Methods: A comprehensive literature search conducted under the auspices of the Centers for Disease Control and Prevention identified 53 smoking cessation program evaluation reports, of which 41 covered worksite single-topic cessation programs. Nine additional reports were located through manual search of citations from published reports and reviews. These 50 reports covered 52 original data-based studies of cessation programs. The search produced 19 reports for tobacco policy evaluations, of which 12 addressed health impact. An additional 17 reports were located by the authors. These 29 reports covered 29 studies of policy impact.

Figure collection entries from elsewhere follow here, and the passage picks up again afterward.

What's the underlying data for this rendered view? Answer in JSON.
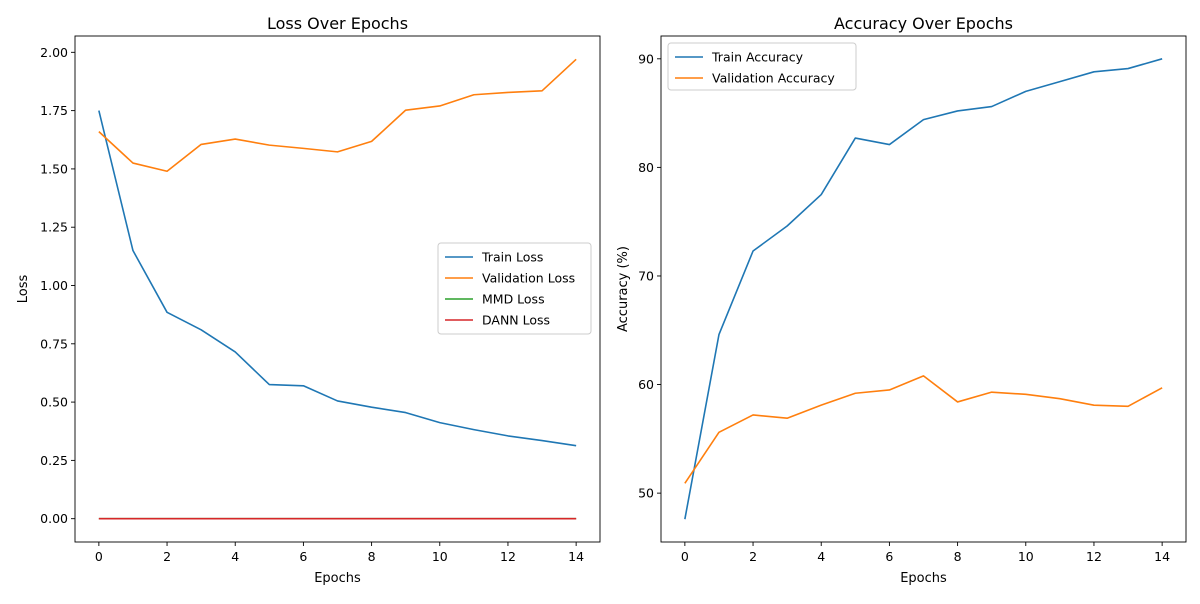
{
  "chart_data": [
    {
      "type": "line",
      "title": "Loss Over Epochs",
      "xlabel": "Epochs",
      "ylabel": "Loss",
      "xlim": [
        -0.7,
        14.7
      ],
      "ylim": [
        -0.1,
        2.07
      ],
      "xticks": [
        0,
        2,
        4,
        6,
        8,
        10,
        12,
        14
      ],
      "xtick_labels": [
        "0",
        "2",
        "4",
        "6",
        "8",
        "10",
        "12",
        "14"
      ],
      "yticks": [
        0.0,
        0.25,
        0.5,
        0.75,
        1.0,
        1.25,
        1.5,
        1.75,
        2.0
      ],
      "ytick_labels": [
        "0.00",
        "0.25",
        "0.50",
        "0.75",
        "1.00",
        "1.25",
        "1.50",
        "1.75",
        "2.00"
      ],
      "grid": false,
      "legend_position": "center-right",
      "x": [
        0,
        1,
        2,
        3,
        4,
        5,
        6,
        7,
        8,
        9,
        10,
        11,
        12,
        13,
        14
      ],
      "series": [
        {
          "name": "Train Loss",
          "color": "#1f77b4",
          "values": [
            1.75,
            1.15,
            0.885,
            0.81,
            0.715,
            0.575,
            0.57,
            0.505,
            0.478,
            0.455,
            0.412,
            0.382,
            0.355,
            0.335,
            0.313
          ]
        },
        {
          "name": "Validation Loss",
          "color": "#ff7f0e",
          "values": [
            1.66,
            1.525,
            1.49,
            1.605,
            1.628,
            1.602,
            1.588,
            1.573,
            1.618,
            1.752,
            1.77,
            1.818,
            1.828,
            1.835,
            1.97
          ]
        },
        {
          "name": "MMD Loss",
          "color": "#2ca02c",
          "values": [
            0,
            0,
            0,
            0,
            0,
            0,
            0,
            0,
            0,
            0,
            0,
            0,
            0,
            0,
            0
          ]
        },
        {
          "name": "DANN Loss",
          "color": "#d62728",
          "values": [
            0,
            0,
            0,
            0,
            0,
            0,
            0,
            0,
            0,
            0,
            0,
            0,
            0,
            0,
            0
          ]
        }
      ]
    },
    {
      "type": "line",
      "title": "Accuracy Over Epochs",
      "xlabel": "Epochs",
      "ylabel": "Accuracy (%)",
      "xlim": [
        -0.7,
        14.7
      ],
      "ylim": [
        45.5,
        92.1
      ],
      "xticks": [
        0,
        2,
        4,
        6,
        8,
        10,
        12,
        14
      ],
      "xtick_labels": [
        "0",
        "2",
        "4",
        "6",
        "8",
        "10",
        "12",
        "14"
      ],
      "yticks": [
        50,
        60,
        70,
        80,
        90
      ],
      "ytick_labels": [
        "50",
        "60",
        "70",
        "80",
        "90"
      ],
      "grid": false,
      "legend_position": "top-left",
      "x": [
        0,
        1,
        2,
        3,
        4,
        5,
        6,
        7,
        8,
        9,
        10,
        11,
        12,
        13,
        14
      ],
      "series": [
        {
          "name": "Train Accuracy",
          "color": "#1f77b4",
          "values": [
            47.6,
            64.6,
            72.3,
            74.6,
            77.5,
            82.7,
            82.1,
            84.4,
            85.2,
            85.6,
            87.0,
            87.9,
            88.8,
            89.1,
            90.0
          ]
        },
        {
          "name": "Validation Accuracy",
          "color": "#ff7f0e",
          "values": [
            50.9,
            55.6,
            57.2,
            56.9,
            58.1,
            59.2,
            59.5,
            60.8,
            58.4,
            59.3,
            59.1,
            58.7,
            58.1,
            58.0,
            59.7
          ]
        }
      ]
    }
  ]
}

Summary of important findings: Smoking cessation group programs were found to be more effective than minimal treatment programs, although less intensive treatment, when combined with high participation rates, can influence the total population. Tobacco policies were found to reduce cigarette consumption at work and worksite environmental tobacco smoke (ETS) exposure.
Conclusions: The literature is rated suggestive for group and incentive interventions; indicative for minimal interventions, competitions, and medical interventions; and acceptable for the testing of incremental effects. Because of the lack of experimental control, the smoking policy literature is rated as weak, although there is strong consistency in results for reduced cigarette consumption and decreased exposure to ETS at work.